Below, insights from Folk and Dunn’s findings for each happiness strategy:
1. Gratitude: A few studies provide “reasonably solid evidence” that gratitude lists and letters can improve mood, at least temporarily.
2. Social interaction: Two studies each provide compelling evidence that talking to strangers and acting more extraverted can boost mood, but this number is insufficient to make strong conclusions.
3. Mindfulness: Few rigorous studies and limited evidence support the idea that mindfulness interventions themselves enhance well-being. Samples sizes are small, results are mixed, and many of the studies failed to account for the potential benefits of social interaction integral to mindfulness interventions. (For instance, the standard mindfulness intervention involves group discussion.)
4. Exercise: The current literature provides little support for the idea that exercise promotes happiness. One study with sufficient sample size found long-term exercise could increase happiness, but five other studies found no benefits of exercise programs ranging in duration from 2 weeks to a year.

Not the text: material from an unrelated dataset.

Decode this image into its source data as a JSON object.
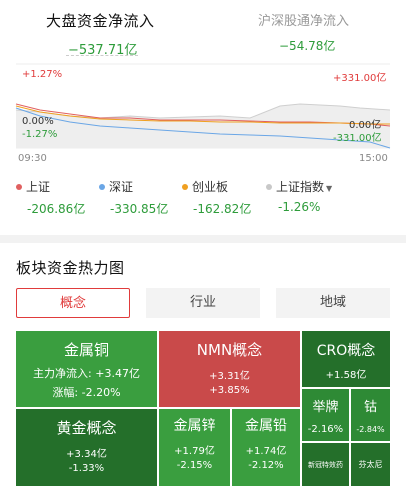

5. Engagement with nature: Four studies with sufficient sample sizes demonstrate some happiness benefits of engaging with nature. But they may have been influenced by their own or by researchers’ expectations, and four studies is too small a body of literature to come to robust conclusions.
Almost 95 percent of the experiments testing the happiness benefits of mindfulness, exercise, and engagement with nature, in particular, lacked big enough sample sizes to yield rigorous results. Gratitude and sociability fared a little better, but Folk and Dunn said a lack of pre-registered studies might also mean that studies that found no benefit simply were not published, they write.
Before the replication crisis, some 67 percent of psychology researchers reported engaging in research practices that could contribute to false positives, according to Folk and Dunn. To address the problem, scientists in the field have begun increasing the numbers of participants in their studies and pre-registering the studies. Maybe a newly rigorous approach to studying happiness will yield a set of strategies that can provide a real boost to our collective well-being. Or perhaps we will find that happiness is more immune to self-help than we would like to think.